Trotzdem ist das Forum von Bedeutung für die Förderung des Tourismus und die regionale Kooperation. Eine Studie des Think Tanks China Observers in Central and Eastern Europe kommt zum Ergebnis, dass konkrete Erfolge in der Tourismusförderung vorzuweisen sind. Die Zahl chinesischer Touristen in Ostmitteleuropa stieg zwischen 2012 und 2019 erheblich.
In der Slowakei haben sich die Besucherzahlen innerhalb eines Jahres etwa verdoppelt. Von weniger als 30.000 chinesischen Besuchern im Jahr 2016 stieg die Zahl auf über 60.000 im Jahr 2017. Nach Polen, Ungarn und Tschechien kamen vor der Covid-19-Pandemie zuletzt zwischen 100.000 und 200.000 Besucher. Experten führen das auf die höhere Sichtbarkeit Osteuropas innerhalb Chinas durch das 17+1-Forum zurück.
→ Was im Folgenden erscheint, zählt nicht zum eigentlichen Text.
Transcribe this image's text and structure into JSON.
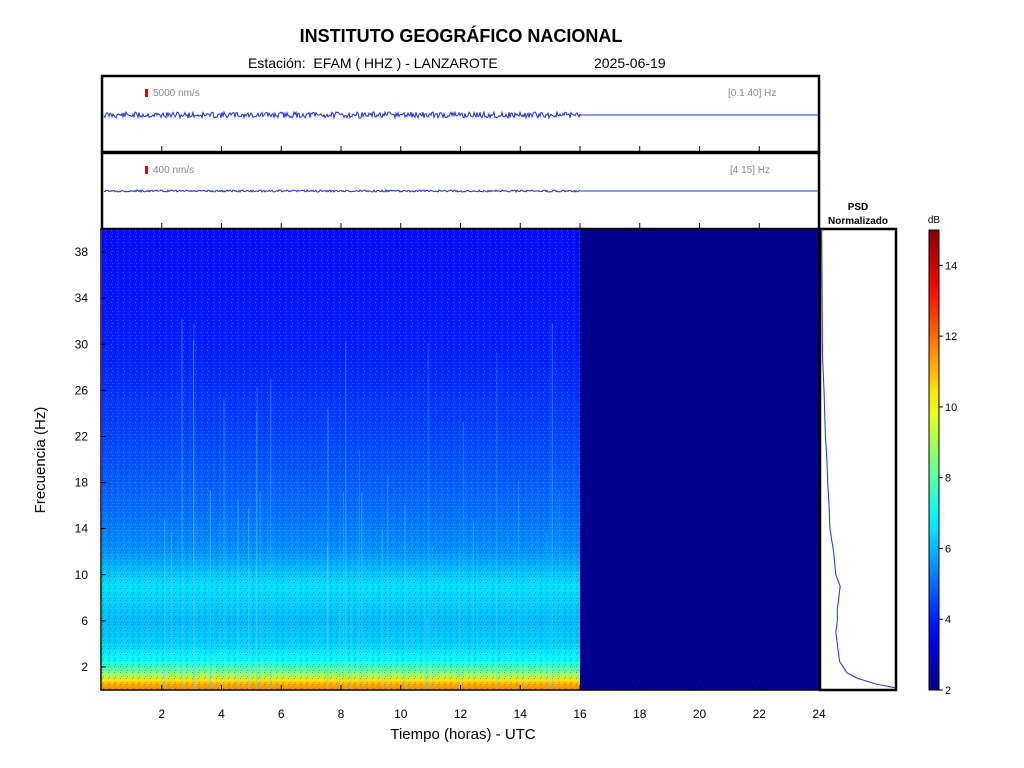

Zur Etablierung von direkten Fluglinien zwischen China und den Städten Osteuropas und zum Ausbau von Visa-Zentren trug ein Tourismus-Koordinationszentrum bei, das im Rahmen des 17+1-Formats errichtet wurde.
Ein weiterer Erfolg der 17+1-Initiative liegt in der Erleichterung regionaler Kooperationen zwischen chinesischen und osteuropäischen Regionen. Seit 2013 gibt es etwa eine Kooperation zwischen der Region Łódź in Polen und der chinesischen Provinz Sichuan, die auch vom regen Güterverkehr auf der Strecke Chengdu-Łódź profitiert. Im Rahmen der Partnerschaft bemühen sich Politiker der polnischen Region vermehrt um die Anwerbung chinesischer Investoren.